I figure my poles were about seven feet up. It was as high as I could reach comfortably.
I thought a lot about using some sort of quick clip but couldn't find any that seemed suitable back when I was developing that set.
I figured that with a carabiner or other quick clip, once the set was made then removing a catch and resetting would be much faster and easier.
Plus it would make setting up in the fall faster and easier.
Of course that was before internet shopping and even before specialty stores for the most part.
My options were limited to what the local hardware and lumber yards handled and their selection was pretty limited compared to what you could find in the big cities. On top of that such things were hard to find even in the big cities.
About the only place one ever saw them was in the mountain ski towns, and then only the biggest ones.
Horse riding paraphernalia suppliers, tack shops had some but again they were bog and expensive.
So I never pursued the idea beyond researching what was available.
This was actually not my go to set. That was a bird box type set I had developed. Again because there was nothing similar on the market back then. Today there are as good or better options.
The reason I started working on this pole set was because setting up the boxes and removing them in the spring was time consuming and required multiple trips due to the volume needed to transport large numbers of them.

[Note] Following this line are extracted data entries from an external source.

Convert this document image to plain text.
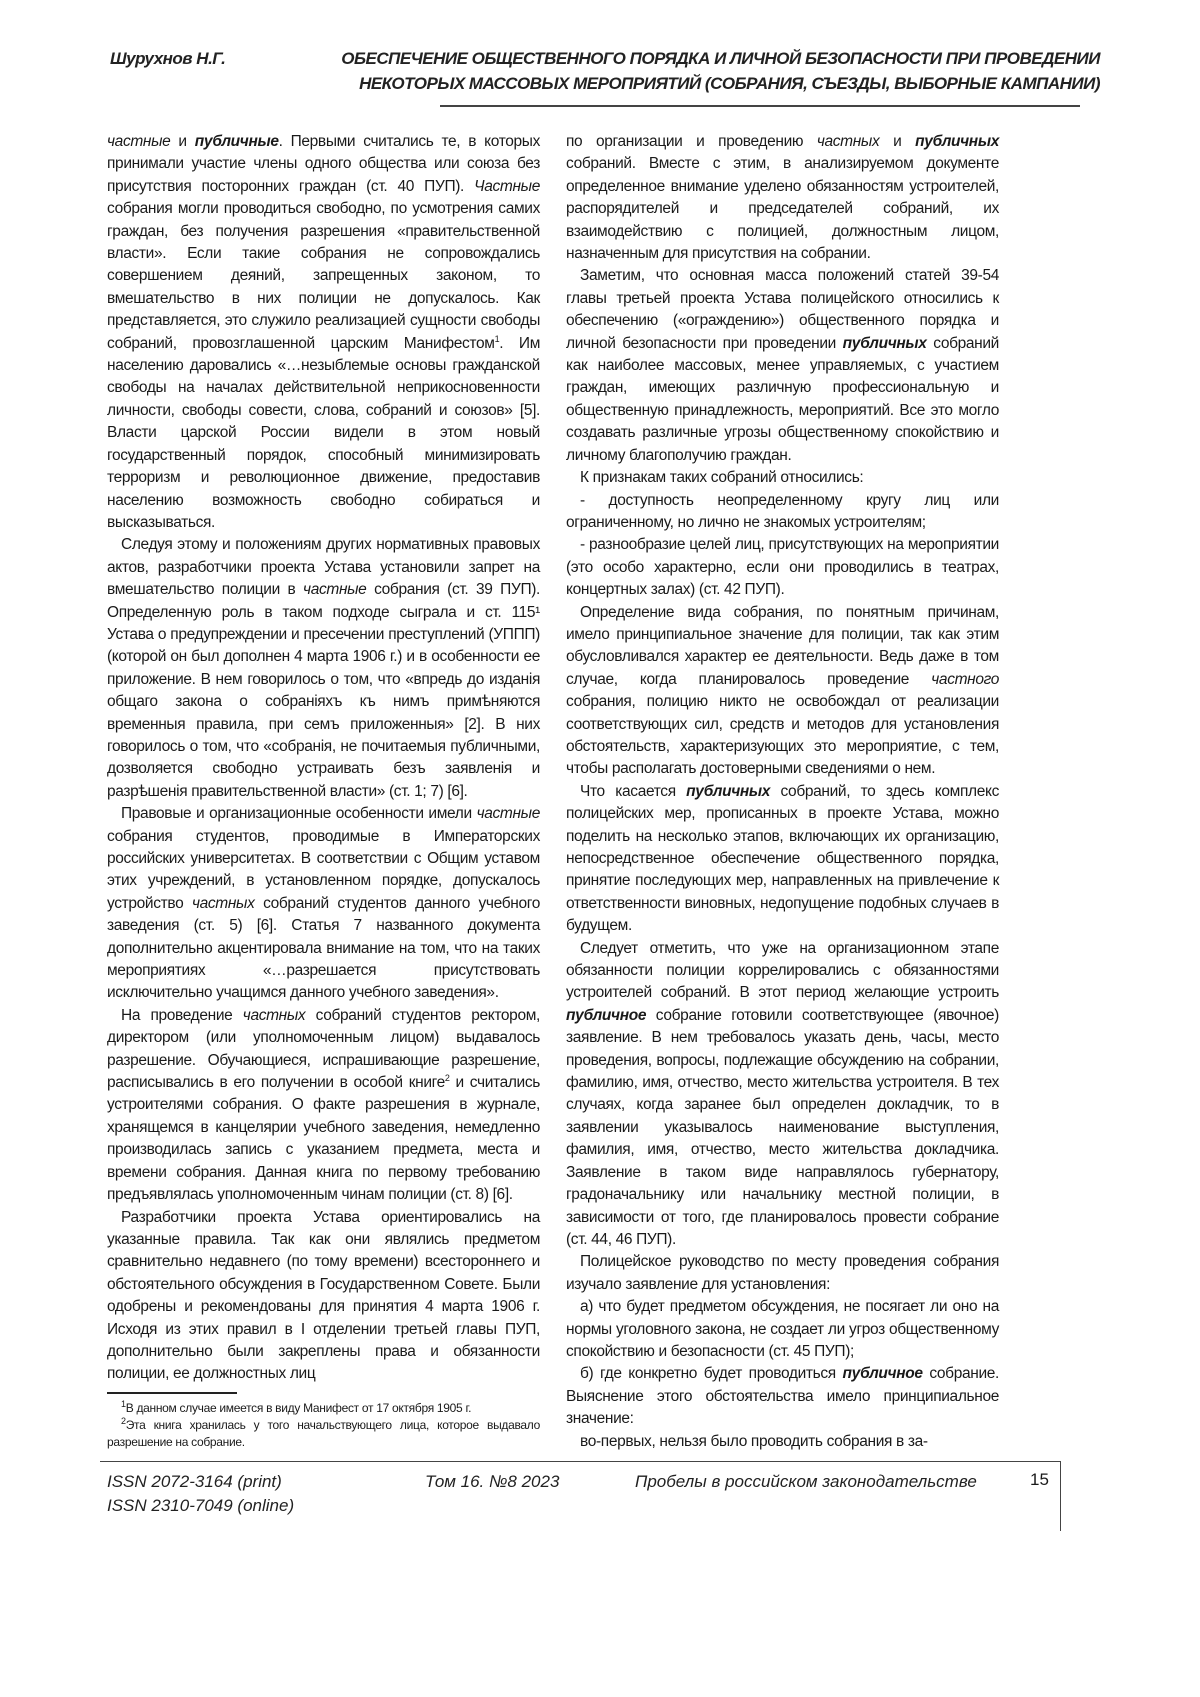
Шурухнов Н.Г.	ОБЕСПЕЧЕНИЕ ОБЩЕСТВЕННОГО ПОРЯДКА И ЛИЧНОЙ БЕЗОПАСНОСТИ ПРИ ПРОВЕДЕНИИ
НЕКОТОРЫХ МАССОВЫХ МЕРОПРИЯТИЙ (СОБРАНИЯ, СЪЕЗДЫ, ВЫБОРНЫЕ КАМПАНИИ)

частные и публичные. Первыми считались те, в которых принимали участие члены одного общества или союза без присутствия посторонних граждан (ст. 40 ПУП). Частные собрания могли проводиться свободно, по усмотрения самих граждан, без получения разрешения «правительственной власти». Если такие собрания не сопровождались совершением деяний, запрещенных законом, то вмешательство в них полиции не допускалось. Как представляется, это служило реализацией сущности свободы собраний, провозглашенной царским Манифестом1. Им населению даровались «…незыблемые основы гражданской свободы на началах действительной неприкосновенности личности, свободы совести, слова, собраний и союзов» [5]. Власти царской России видели в этом новый государственный порядок, способный минимизировать терроризм и революционное движение, предоставив населению возможность свободно собираться и высказываться.

Следуя этому и положениям других нормативных правовых актов, разработчики проекта Устава установили запрет на вмешательство полиции в частные собрания (ст. 39 ПУП). Определенную роль в таком подходе сыграла и ст. 115¹ Устава о предупреждении и пресечении преступлений (УППП) (которой он был дополнен 4 марта 1906 г.) и в особенности ее приложение. В нем говорилось о том, что «впредь до изданія общаго закона о собраніяхъ къ нимъ примѣняются временныя правила, при семъ приложенныя» [2]. В них говорилось о том, что «собранія, не почитаемыя публичными, дозволяется свободно устраивать безъ заявленія и разрѣшенія правительственной власти» (ст. 1; 7) [6].

Правовые и организационные особенности имели частные собрания студентов, проводимые в Императорских российских университетах. В соответствии с Общим уставом этих учреждений, в установленном порядке, допускалось устройство частных собраний студентов данного учебного заведения (ст. 5) [6]. Статья 7 названного документа дополнительно акцентировала внимание на том, что на таких мероприятиях «…разрешается присутствовать исключительно учащимся данного учебного заведения».

На проведение частных собраний студентов ректором, директором (или уполномоченным лицом) выдавалось разрешение. Обучающиеся, испрашивающие разрешение, расписывались в его получении в особой книге2 и считались устроителями собрания. О факте разрешения в журнале, хранящемся в канцелярии учебного заведения, немедленно производилась запись с указанием предмета, места и времени собрания. Данная книга по первому требованию предъявлялась уполномоченным чинам полиции (ст. 8) [6].

Разработчики проекта Устава ориентировались на указанные правила. Так как они являлись предметом сравнительно недавнего (по тому времени) всестороннего и обстоятельного обсуждения в Государственном Совете. Были одобрены и рекомендованы для принятия 4 марта 1906 г. Исходя из этих правил в I отделении третьей главы ПУП, дополнительно были закреплены права и обязанности полиции, ее должностных лиц

1В данном случае имеется в виду Манифест от 17 октября 1905 г.

2Эта книга хранилась у того начальствующего лица, которое выдавало разрешение на собрание.

по организации и проведению частных и публичных собраний. Вместе с этим, в анализируемом документе определенное внимание уделено обязанностям устроителей, распорядителей и председателей собраний, их взаимодействию с полицией, должностным лицом, назначенным для присутствия на собрании.

Заметим, что основная масса положений статей 39-54 главы третьей проекта Устава полицейского относились к обеспечению («ограждению») общественного порядка и личной безопасности при проведении публичных собраний как наиболее массовых, менее управляемых, с участием граждан, имеющих различную профессиональную и общественную принадлежность, мероприятий. Все это могло создавать различные угрозы общественному спокойствию и личному благополучию граждан.

К признакам таких собраний относились:

- доступность неопределенному кругу лиц или ограниченному, но лично не знакомых устроителям;

- разнообразие целей лиц, присутствующих на мероприятии (это особо характерно, если они проводились в театрах, концертных залах) (ст. 42 ПУП).

Определение вида собрания, по понятным причинам, имело принципиальное значение для полиции, так как этим обусловливался характер ее деятельности. Ведь даже в том случае, когда планировалось проведение частного собрания, полицию никто не освобождал от реализации соответствующих сил, средств и методов для установления обстоятельств, характеризующих это мероприятие, с тем, чтобы располагать достоверными сведениями о нем.

Что касается публичных собраний, то здесь комплекс полицейских мер, прописанных в проекте Устава, можно поделить на несколько этапов, включающих их организацию, непосредственное обеспечение общественного порядка, принятие последующих мер, направленных на привлечение к ответственности виновных, недопущение подобных случаев в будущем.

Следует отметить, что уже на организационном этапе обязанности полиции коррелировались с обязанностями устроителей собраний. В этот период желающие устроить публичное собрание готовили соответствующее (явочное) заявление. В нем требовалось указать день, часы, место проведения, вопросы, подлежащие обсуждению на собрании, фамилию, имя, отчество, место жительства устроителя. В тех случаях, когда заранее был определен докладчик, то в заявлении указывалось наименование выступления, фамилия, имя, отчество, место жительства докладчика. Заявление в таком виде направлялось губернатору, градоначальнику или начальнику местной полиции, в зависимости от того, где планировалось провести собрание (ст. 44, 46 ПУП).

Полицейское руководство по месту проведения собрания изучало заявление для установления:

а) что будет предметом обсуждения, не посягает ли оно на нормы уголовного закона, не создает ли угроз общественному спокойствию и безопасности (ст. 45 ПУП);

б) где конкретно будет проводиться публичное собрание. Выяснение этого обстоятельства имело принципиальное значение:

во-первых, нельзя было проводить собрания в за-

ISSN 2072-3164 (print)
ISSN 2310-7049 (online)
Том 16. №8 2023	Пробелы в российском законодательстве	15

The old timers used a snare pole setup along these lines for Fisher and Marten and I simply adapted it for conibears and refined it a bit.
The idea was, come spring I could collect my traps and be done for the season. Come fall I could re-bait, reset the traps and be set for the season.

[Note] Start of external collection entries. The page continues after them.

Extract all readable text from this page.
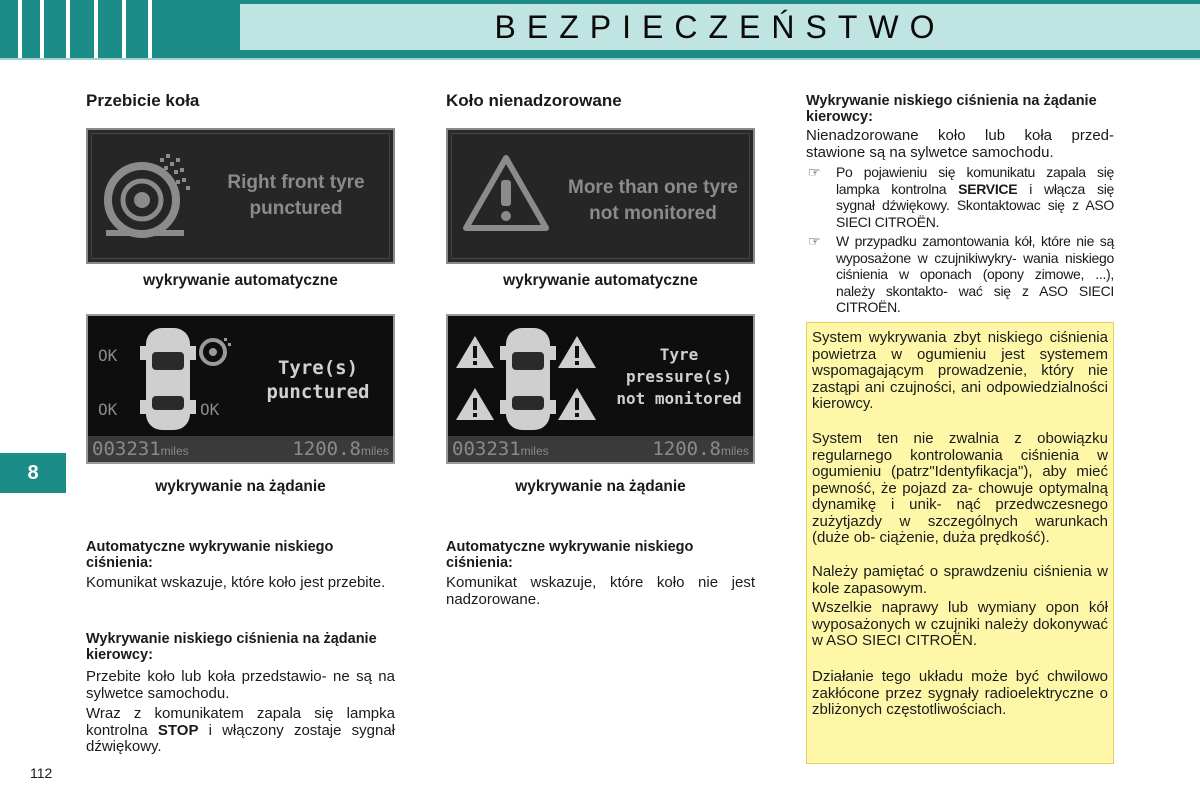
BEZPIECZEŃSTWO
8
112
Przebicie koła
Right front tyre
punctured
wykrywanie automatyczne
OK
OK	OK
Tyre(s)
punctured
003231miles	1200.8miles
wykrywanie na żądanie
Automatyczne wykrywanie niskiego ciśnienia:
Komunikat wskazuje, które koło jest przebite.
Wykrywanie niskiego ciśnienia na żądanie kierowcy:
Przebite koło lub koła przedstawio- ne są na sylwetce samochodu.
Wraz z komunikatem zapala się lampka kontrolna STOP i włączony zostaje sygnał dźwiękowy.
Koło nienadzorowane
More than one tyre
not monitored
wykrywanie automatyczne
Tyre
pressure(s)
not monitored
003231miles	1200.8miles
wykrywanie na żądanie
Automatyczne wykrywanie niskiego ciśnienia:
Komunikat wskazuje, które koło nie jest nadzorowane.
Wykrywanie niskiego ciśnienia na żądanie kierowcy:
Nienadzorowane koło lub koła przed- stawione są na sylwetce samochodu.
☞ Po pojawieniu się komunikatu zapala się lampka kontrolna SERVICE i włącza się sygnał dźwiękowy. Skontaktowac się z ASO SIECI CITROËN.
☞ W przypadku zamontowania kół, które nie są wyposażone w czujnikiwykry- wania niskiego ciśnienia w oponach (opony zimowe, ...), należy skontakto- wać się z ASO SIECI CITROËN.
System wykrywania zbyt niskiego ciśnienia powietrza w ogumieniu jest systemem wspomagającym prowadzenie, który nie zastąpi ani czujności, ani odpowiedzialności kierowcy.
System ten nie zwalnia z obowiązku regularnego kontrolowania ciśnienia w ogumieniu (patrz"Identyfikacja"), aby mieć pewność, że pojazd za- chowuje optymalną dynamikę i unik- nąć przedwczesnego zużytjazdy w szczególnych warunkach (duże ob- ciążenie, duża prędkość).
Należy pamiętać o sprawdzeniu ciśnienia w kole zapasowym.
Wszelkie naprawy lub wymiany opon kół wyposażonych w czujniki należy dokonywać w ASO SIECI CITROËN.
Działanie tego układu może być chwilowo zakłócone przez sygnały radioelektryczne o zbliżonych częstotliwościach.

With the boxes or with cubbies, each year I had to find an appropriate tree, attach a box to that tree, or build a cubbie, bait it and hang or set a trap.

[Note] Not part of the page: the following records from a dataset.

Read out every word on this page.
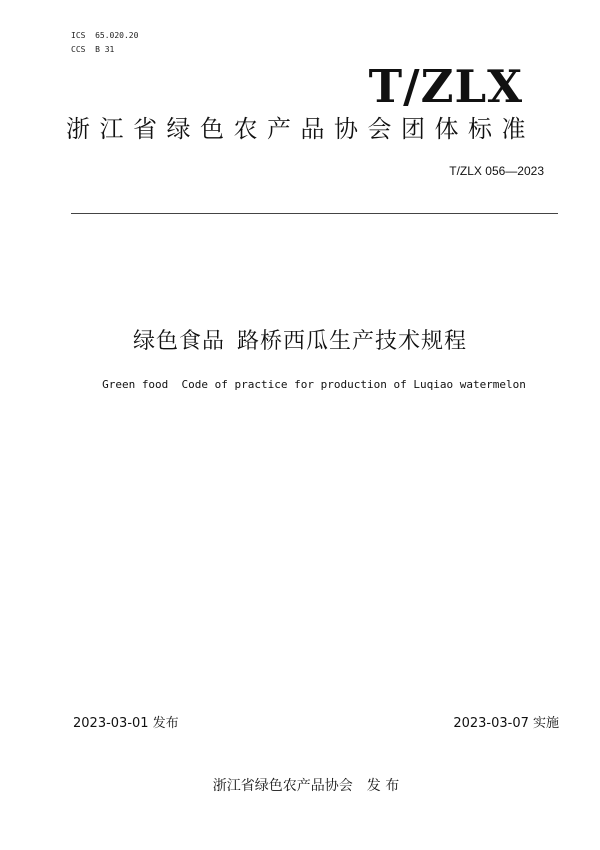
ICS  65.020.20
CCS  B 31
T/ZLX
浙江省绿色农产品协会团体标准
T/ZLX 056—2023
绿色食品 路桥西瓜生产技术规程
Green food  Code of practice for production of Luqiao watermelon
2023-03-01 发布	2023-03-07 实施
浙江省绿色农产品协会 发 布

That all took quiet a lot of time.
I had tried leaving my boxes out year round but that proved to not be the best idea. The bears would tear them up, squirrels would gnaw on them sometimes to the point that in one season the box was not longer usable.
I've had half the box missing when I returned in the fall, and what the bears would do was even worse.
Most years I had to replace nearly 3/4 of my boxes, if I left them out. The pole sets did not seem to attract that sort of attention.
As I'm sure you know, boxes of any sort take up a lot of space in a sleigh.
I actually stumbled upon one of my old sets this fall that I had made back in the mid 1980s. The pole was too week from rot to use but everything else was as I had left it. And that was in a high bear traffic area and close to several Squirrel middens.
Plus I liked the potential for double catches and the backup trap in case one missed or misfired.